Nothing like almost a foot of snow to get the birds worked up. I feel like there's a cloud of them around my house this morning. The blue jays are most ridiculous - I feel them peanuts alongside the crows so they have no real reason to complain, but they try to eat at the feeder I have set up for the little birds. They're always almost tipping it over with their fat asses.

My boss recently reminded me of gratitude journals, and maybe that's something I should work on when I'm writing in this thing, instead of just gushing my bad feelings. (Which I guess is therapeutic, but still.) I do feel grateful for my little house, sitting warm in a snowfall, and the pretty birds that share my yard with me. 

Friday, January 14, 2022

 Ha, so, I have this document where I keep notes to myself that I don't want to forget - reminders not to do specific stupid things, grocery lists for specific places, packing lists, ideas, shows I want to watch or books I'd like to read. I was making a list in there and scrolled down to see something I've had on my "personal reminders" since this time last year, when I was incredibly bad emotional space:

You are a giant aquatic sleeping salamander, the only extant member of the genus Cryptobranchus, and you don’t need anything except the cold silence of a dormant creekbed.

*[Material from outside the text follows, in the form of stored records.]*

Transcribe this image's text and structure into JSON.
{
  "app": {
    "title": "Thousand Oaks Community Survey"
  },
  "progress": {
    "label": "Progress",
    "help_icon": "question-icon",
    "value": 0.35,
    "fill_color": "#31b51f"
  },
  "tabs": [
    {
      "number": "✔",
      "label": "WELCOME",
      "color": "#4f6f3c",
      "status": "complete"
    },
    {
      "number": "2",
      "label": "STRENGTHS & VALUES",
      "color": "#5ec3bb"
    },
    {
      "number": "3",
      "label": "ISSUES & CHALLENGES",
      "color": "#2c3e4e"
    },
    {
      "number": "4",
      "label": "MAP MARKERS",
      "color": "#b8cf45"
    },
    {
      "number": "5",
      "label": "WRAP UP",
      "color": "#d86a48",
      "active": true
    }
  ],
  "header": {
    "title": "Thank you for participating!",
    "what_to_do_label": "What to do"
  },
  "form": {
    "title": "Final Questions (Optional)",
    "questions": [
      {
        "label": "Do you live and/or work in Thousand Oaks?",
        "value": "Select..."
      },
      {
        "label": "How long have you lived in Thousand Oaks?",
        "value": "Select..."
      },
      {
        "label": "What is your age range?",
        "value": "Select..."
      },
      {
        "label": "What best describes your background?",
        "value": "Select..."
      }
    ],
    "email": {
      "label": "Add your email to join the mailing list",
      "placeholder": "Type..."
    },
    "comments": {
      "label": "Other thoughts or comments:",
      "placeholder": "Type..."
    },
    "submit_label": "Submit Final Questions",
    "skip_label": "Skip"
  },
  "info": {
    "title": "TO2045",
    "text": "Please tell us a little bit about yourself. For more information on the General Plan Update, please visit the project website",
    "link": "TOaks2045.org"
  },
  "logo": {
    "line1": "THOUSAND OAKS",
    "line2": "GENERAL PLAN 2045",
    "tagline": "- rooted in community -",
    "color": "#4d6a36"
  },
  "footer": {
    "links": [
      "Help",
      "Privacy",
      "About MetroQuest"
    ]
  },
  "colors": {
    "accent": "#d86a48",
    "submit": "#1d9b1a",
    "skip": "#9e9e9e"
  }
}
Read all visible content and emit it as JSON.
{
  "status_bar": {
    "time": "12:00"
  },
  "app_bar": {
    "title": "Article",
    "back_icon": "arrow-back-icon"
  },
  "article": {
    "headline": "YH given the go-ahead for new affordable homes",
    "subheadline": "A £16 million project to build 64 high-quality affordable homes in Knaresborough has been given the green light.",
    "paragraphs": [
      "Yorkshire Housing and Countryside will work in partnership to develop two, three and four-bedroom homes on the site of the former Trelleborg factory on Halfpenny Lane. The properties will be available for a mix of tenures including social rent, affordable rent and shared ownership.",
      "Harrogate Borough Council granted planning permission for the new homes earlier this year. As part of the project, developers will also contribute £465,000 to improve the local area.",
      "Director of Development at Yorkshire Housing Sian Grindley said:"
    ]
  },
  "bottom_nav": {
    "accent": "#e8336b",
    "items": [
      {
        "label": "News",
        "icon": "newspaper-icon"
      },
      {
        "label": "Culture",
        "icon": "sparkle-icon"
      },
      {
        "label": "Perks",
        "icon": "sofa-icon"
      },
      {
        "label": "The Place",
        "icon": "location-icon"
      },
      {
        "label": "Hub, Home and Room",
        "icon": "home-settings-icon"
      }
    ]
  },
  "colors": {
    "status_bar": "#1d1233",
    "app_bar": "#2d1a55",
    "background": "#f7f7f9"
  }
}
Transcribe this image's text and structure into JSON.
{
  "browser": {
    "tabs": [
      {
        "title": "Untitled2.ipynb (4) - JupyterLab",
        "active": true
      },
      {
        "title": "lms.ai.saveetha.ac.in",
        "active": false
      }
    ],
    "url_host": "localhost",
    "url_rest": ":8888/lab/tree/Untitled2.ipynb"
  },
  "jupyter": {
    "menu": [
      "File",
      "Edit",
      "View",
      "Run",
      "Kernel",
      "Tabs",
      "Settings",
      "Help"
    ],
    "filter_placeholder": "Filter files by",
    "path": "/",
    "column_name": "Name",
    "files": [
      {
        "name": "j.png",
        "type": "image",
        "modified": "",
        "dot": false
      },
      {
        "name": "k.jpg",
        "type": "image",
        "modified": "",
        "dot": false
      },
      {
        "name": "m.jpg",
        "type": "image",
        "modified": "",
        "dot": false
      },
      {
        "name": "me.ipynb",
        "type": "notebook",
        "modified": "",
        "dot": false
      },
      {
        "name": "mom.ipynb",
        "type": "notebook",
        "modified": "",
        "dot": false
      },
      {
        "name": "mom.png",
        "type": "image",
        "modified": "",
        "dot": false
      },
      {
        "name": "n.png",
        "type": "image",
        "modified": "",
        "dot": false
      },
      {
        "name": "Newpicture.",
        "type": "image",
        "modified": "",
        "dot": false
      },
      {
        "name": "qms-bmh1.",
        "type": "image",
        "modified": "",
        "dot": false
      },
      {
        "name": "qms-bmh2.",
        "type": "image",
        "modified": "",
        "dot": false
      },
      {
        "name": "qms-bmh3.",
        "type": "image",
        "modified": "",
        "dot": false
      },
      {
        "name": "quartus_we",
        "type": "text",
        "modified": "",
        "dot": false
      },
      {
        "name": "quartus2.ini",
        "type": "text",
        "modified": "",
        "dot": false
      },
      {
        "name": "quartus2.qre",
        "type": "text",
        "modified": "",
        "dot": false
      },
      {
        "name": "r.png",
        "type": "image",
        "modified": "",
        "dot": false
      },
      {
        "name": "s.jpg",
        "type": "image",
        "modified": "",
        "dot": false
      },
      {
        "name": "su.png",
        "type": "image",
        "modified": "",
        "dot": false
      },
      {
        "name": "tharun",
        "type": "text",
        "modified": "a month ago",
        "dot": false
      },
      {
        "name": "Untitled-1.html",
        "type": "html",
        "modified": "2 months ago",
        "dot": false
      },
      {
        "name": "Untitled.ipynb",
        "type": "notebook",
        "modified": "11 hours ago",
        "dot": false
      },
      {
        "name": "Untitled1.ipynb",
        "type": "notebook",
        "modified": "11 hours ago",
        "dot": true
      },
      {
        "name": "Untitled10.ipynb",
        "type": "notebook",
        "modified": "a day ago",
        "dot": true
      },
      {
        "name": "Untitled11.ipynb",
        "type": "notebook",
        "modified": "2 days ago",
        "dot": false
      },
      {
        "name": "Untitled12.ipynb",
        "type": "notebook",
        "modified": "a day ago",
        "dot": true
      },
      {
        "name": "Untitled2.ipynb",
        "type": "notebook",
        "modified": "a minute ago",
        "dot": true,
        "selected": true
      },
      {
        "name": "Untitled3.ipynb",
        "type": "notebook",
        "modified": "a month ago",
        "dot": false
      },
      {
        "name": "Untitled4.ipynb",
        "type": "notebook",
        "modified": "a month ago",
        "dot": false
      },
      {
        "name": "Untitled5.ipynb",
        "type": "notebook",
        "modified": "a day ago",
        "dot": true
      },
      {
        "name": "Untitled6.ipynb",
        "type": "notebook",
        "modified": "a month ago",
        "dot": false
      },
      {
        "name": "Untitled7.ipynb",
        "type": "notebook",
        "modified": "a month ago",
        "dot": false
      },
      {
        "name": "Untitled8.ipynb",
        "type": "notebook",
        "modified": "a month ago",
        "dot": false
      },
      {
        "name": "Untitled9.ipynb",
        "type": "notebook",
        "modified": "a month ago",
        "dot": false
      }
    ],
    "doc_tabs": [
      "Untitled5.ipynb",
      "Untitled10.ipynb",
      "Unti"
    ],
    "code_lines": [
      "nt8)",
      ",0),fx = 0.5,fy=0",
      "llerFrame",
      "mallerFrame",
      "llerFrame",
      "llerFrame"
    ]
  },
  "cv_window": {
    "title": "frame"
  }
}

Pretty good, right? I liked the meditation I guess, even if it's obviously a very depressed person thing to write. And it's true that there are salamanders all over the woods this time of year - sure, probably a few rare giant ones still left in remote hollows, deep in Appalachia. But more commonly, little efts as bright red as embers in the leaves, or those long, thick dark ones with blue dots that look like the night sky at Elkhorn. They're all still there, down in the black loam or under creek rocks, sleeping in dead logs. And when it snows, they'll go on dreaming. And so will I. 

But enough of that! Dreams are fine, but I wonder if I can get the front porch replaced before the garden season. It's getting to be that time of year that I can at least start thinking about it. 

I picked up scallops at Costco yesterday, so I think tonight I'm going to make this really good creamy pan-roasted scallop dish from my fancy New York Times cooking. (Note to self: cancel some of your fucking cooking subscriptions!) It reminds me kind of tikka masala sauce because it's bright and tomato-y but also creamy. And I do have some nice bread for it. I bundled up and went down to get my Reunion pickup this morning. It was nice and cold, and I stood under the little heater outside to wait for the loaves. I like doing things like that around my little town. 

Tomorrow will be out to Deerfield for an overnight. I'm going to make another batch of jerky over the fire with Jay, and it will be good to be cold and outside doing things with a small group of friends. I like to cook on the big, old fashion cast iron stove, and to walk down to the Little Calfpasture and look at the cold water. I should make myself take some pictures. I feel like I didn't take too many over the last year. It's Mercury Retrograde, so I'm thinking about the past and other times I've been out there. I hope it's a quiet, cold, refreshing kind of time. I know I need to reset a little bit. Get some good sleep in the cold woods.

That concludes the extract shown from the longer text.